The world's largest banking groups are busy forging alliances in the competition to convince US administrators in Baghdad that they should have the first bite of the cherry in Iraq's potentially enourmous market for trade finance.

The first prize, expected to go to an international consortium of banks, will be the award of the job of managing the recently announced Iraq Trade Bank (DCWorld News 10 July 2003).

August decision

US administrators want to decide by August on the mix of international banks will handle letters of credit (L/Cs) for oil and other industries in Iraq that could total billions of dollars each month, according to a 22 July 2003 report in The Wall Street Journal (WSJ).

Banks included in the consortium could gain a crucial foothold in the country, as Iraqi concerns start making big-ticket purchases abroad.

Market economy

Initial business volumes however are expected to be modest, at around US$100 million a month, according to US estimates, but once Iraq's giant oil industry revives, business volumes will begin to boom.

US officials hope the Trade Bank will help set a framework for a trade finance environment in which commercial banks will eventually be able to issue L/Cs on their own. In the meantime the consortium that wins the right to manage trade finance provision in occupied Iraq will have to operate in a period of transition at the end of which Washington hopes Iraq will become a market economy.

Interested banks

Banks reportedly interested in Iraqi business include J P Morgan Chase.
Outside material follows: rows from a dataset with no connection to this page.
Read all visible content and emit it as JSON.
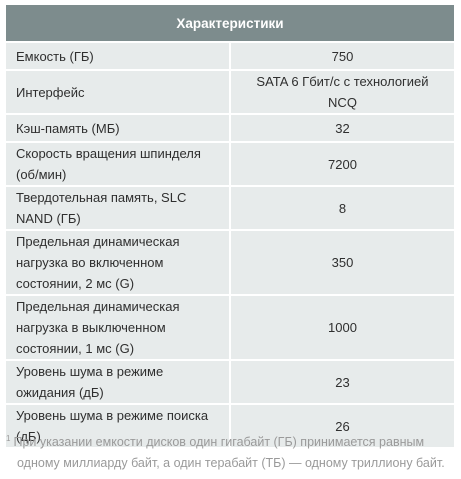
{
  "table": {
    "header": "Характеристики",
    "rows": [
      {
        "label": "Емкость (ГБ)",
        "value": "750"
      },
      {
        "label": "Интерфейс",
        "value": "SATA 6 Гбит/с с технологией NCQ"
      },
      {
        "label": "Кэш-память (МБ)",
        "value": "32"
      },
      {
        "label": "Скорость вращения шпинделя (об/мин)",
        "value": "7200"
      },
      {
        "label": "Твердотельная память, SLC NAND (ГБ)",
        "value": "8"
      },
      {
        "label": "Предельная динамическая нагрузка во включенном состоянии, 2 мс (G)",
        "value": "350"
      },
      {
        "label": "Предельная динамическая нагрузка в выключенном состоянии, 1 мс (G)",
        "value": "1000"
      },
      {
        "label": "Уровень шума в режиме ожидания (дБ)",
        "value": "23"
      },
      {
        "label": "Уровень шума в режиме поиска (дБ)",
        "value": "26"
      }
    ]
  },
  "footnote": {
    "marker": "1",
    "line1": "При указании емкости дисков один гигабайт (ГБ) принимается равным",
    "line2": "одному миллиарду байт, а один терабайт (ТБ) — одному триллиону байт."
  }
}
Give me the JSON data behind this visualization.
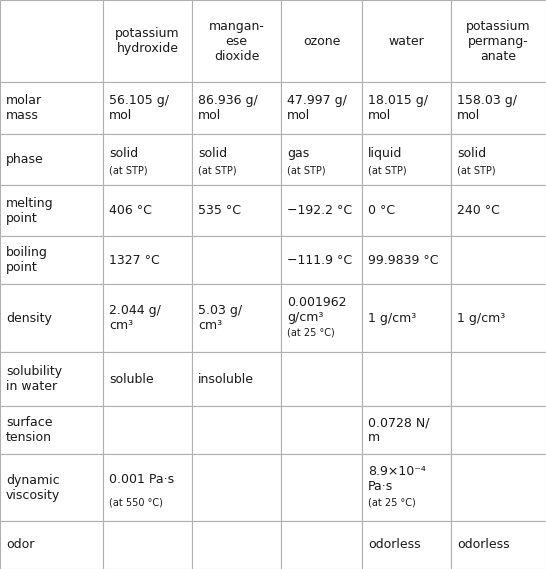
{
  "col_headers": [
    "",
    "potassium\nhydroxide",
    "mangan-\nese\ndioxide",
    "ozone",
    "water",
    "potassium\npermang-\nanate"
  ],
  "rows": [
    {
      "label": "molar\nmass",
      "cells": [
        {
          "text": "56.105 g/\nmol",
          "main": "56.105 g/\nmol",
          "small": ""
        },
        {
          "text": "86.936 g/\nmol",
          "main": "86.936 g/\nmol",
          "small": ""
        },
        {
          "text": "47.997 g/\nmol",
          "main": "47.997 g/\nmol",
          "small": ""
        },
        {
          "text": "18.015 g/\nmol",
          "main": "18.015 g/\nmol",
          "small": ""
        },
        {
          "text": "158.03 g/\nmol",
          "main": "158.03 g/\nmol",
          "small": ""
        }
      ]
    },
    {
      "label": "phase",
      "cells": [
        {
          "text": "solid",
          "main": "solid",
          "small": "(at STP)"
        },
        {
          "text": "solid",
          "main": "solid",
          "small": "(at STP)"
        },
        {
          "text": "gas",
          "main": "gas",
          "small": "(at STP)"
        },
        {
          "text": "liquid",
          "main": "liquid",
          "small": "(at STP)"
        },
        {
          "text": "solid",
          "main": "solid",
          "small": "(at STP)"
        }
      ]
    },
    {
      "label": "melting\npoint",
      "cells": [
        {
          "text": "406 °C",
          "main": "406 °C",
          "small": ""
        },
        {
          "text": "535 °C",
          "main": "535 °C",
          "small": ""
        },
        {
          "text": "−192.2 °C",
          "main": "−192.2 °C",
          "small": ""
        },
        {
          "text": "0 °C",
          "main": "0 °C",
          "small": ""
        },
        {
          "text": "240 °C",
          "main": "240 °C",
          "small": ""
        }
      ]
    },
    {
      "label": "boiling\npoint",
      "cells": [
        {
          "text": "1327 °C",
          "main": "1327 °C",
          "small": ""
        },
        {
          "text": "",
          "main": "",
          "small": ""
        },
        {
          "text": "−111.9 °C",
          "main": "−111.9 °C",
          "small": ""
        },
        {
          "text": "99.9839 °C",
          "main": "99.9839 °C",
          "small": ""
        },
        {
          "text": "",
          "main": "",
          "small": ""
        }
      ]
    },
    {
      "label": "density",
      "cells": [
        {
          "text": "2.044 g/\ncm³",
          "main": "2.044 g/\ncm³",
          "small": ""
        },
        {
          "text": "5.03 g/\ncm³",
          "main": "5.03 g/\ncm³",
          "small": ""
        },
        {
          "text": "0.001962\ng/cm³",
          "main": "0.001962\ng/cm³",
          "small": "(at 25 °C)"
        },
        {
          "text": "1 g/cm³",
          "main": "1 g/cm³",
          "small": ""
        },
        {
          "text": "1 g/cm³",
          "main": "1 g/cm³",
          "small": ""
        }
      ]
    },
    {
      "label": "solubility\nin water",
      "cells": [
        {
          "text": "soluble",
          "main": "soluble",
          "small": ""
        },
        {
          "text": "insoluble",
          "main": "insoluble",
          "small": ""
        },
        {
          "text": "",
          "main": "",
          "small": ""
        },
        {
          "text": "",
          "main": "",
          "small": ""
        },
        {
          "text": "",
          "main": "",
          "small": ""
        }
      ]
    },
    {
      "label": "surface\ntension",
      "cells": [
        {
          "text": "",
          "main": "",
          "small": ""
        },
        {
          "text": "",
          "main": "",
          "small": ""
        },
        {
          "text": "",
          "main": "",
          "small": ""
        },
        {
          "text": "0.0728 N/\nm",
          "main": "0.0728 N/\nm",
          "small": ""
        },
        {
          "text": "",
          "main": "",
          "small": ""
        }
      ]
    },
    {
      "label": "dynamic\nviscosity",
      "cells": [
        {
          "text": "0.001 Pa·s",
          "main": "0.001 Pa·s",
          "small": "(at 550 °C)"
        },
        {
          "text": "",
          "main": "",
          "small": ""
        },
        {
          "text": "",
          "main": "",
          "small": ""
        },
        {
          "text": "8.9×10⁻⁴\nPa·s",
          "main": "8.9×10⁻⁴\nPa·s",
          "small": "(at 25 °C)"
        },
        {
          "text": "",
          "main": "",
          "small": ""
        }
      ]
    },
    {
      "label": "odor",
      "cells": [
        {
          "text": "",
          "main": "",
          "small": ""
        },
        {
          "text": "",
          "main": "",
          "small": ""
        },
        {
          "text": "",
          "main": "",
          "small": ""
        },
        {
          "text": "odorless",
          "main": "odorless",
          "small": ""
        },
        {
          "text": "odorless",
          "main": "odorless",
          "small": ""
        }
      ]
    }
  ],
  "bg_color": "#ffffff",
  "border_color": "#b0b0b0",
  "text_color": "#1a1a1a",
  "main_fontsize": 9.0,
  "small_fontsize": 7.0,
  "header_fontsize": 9.0
}
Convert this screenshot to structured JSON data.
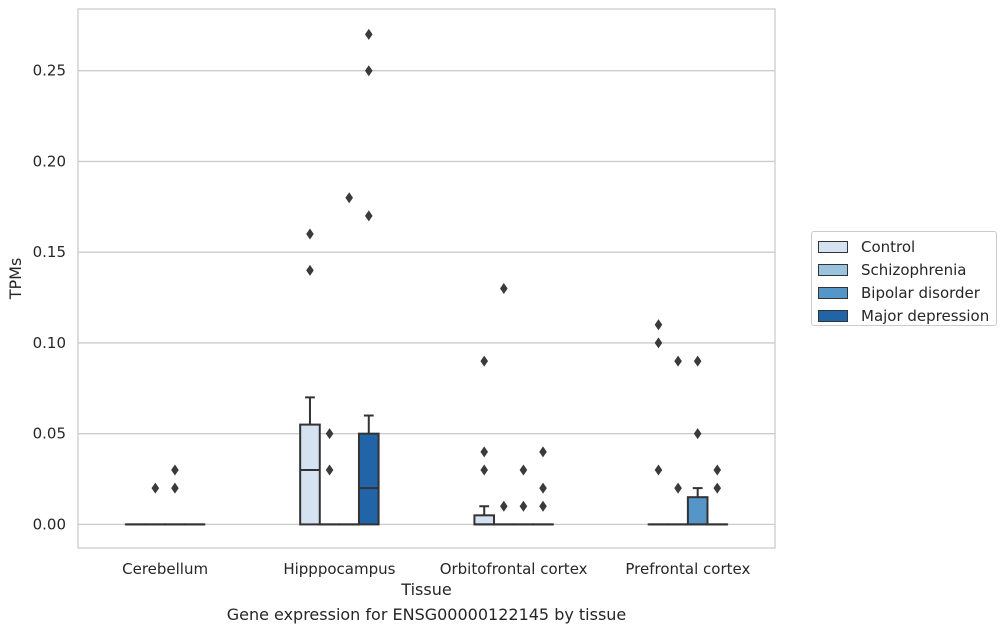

It has joined forces with Britain's Standard Chartered, the National Bank of Kuwait, the Australia and New Zealand Banking Group and Poland's Millennium Bank BIGW.WA , according to the WSJ. It reports that Citigroup is also interested, as is Deutsche Bank although it will probably have to tie up with a large US bank to win a slice of business in Iraq according to the newspaper.

In London, Standard Chartered declined to comment on the WSJ report but said it was looking for opportunities in Iraq. "We are well placed to support the reconstruction of Iraq. We've got more than 50 years experience operating in the region and we're currently providing assistance on donor and aide funding to the country," according to a spokesman who said the bank has appointed a Dubai-based executive to oversee its interest in Iraq.

Middle East connections

US officials are apparently expecting about half a dozen bids to manage the Trade Bank. The WSJ was not however able to say which of the bids looked to be the favourites in the race to win the first slice of L/C business in post-Saddam Iraq once the legacy system put up by the UN and operated by BNP Paribas in New York is fully dismantled over the next few months.

US Treasury Department officials did however indicate to the WSJ that the winning bid would be a consortium of banks from two or more countries while other officials have said that banks with strong operations in the Middle East will most likely be at an advantage.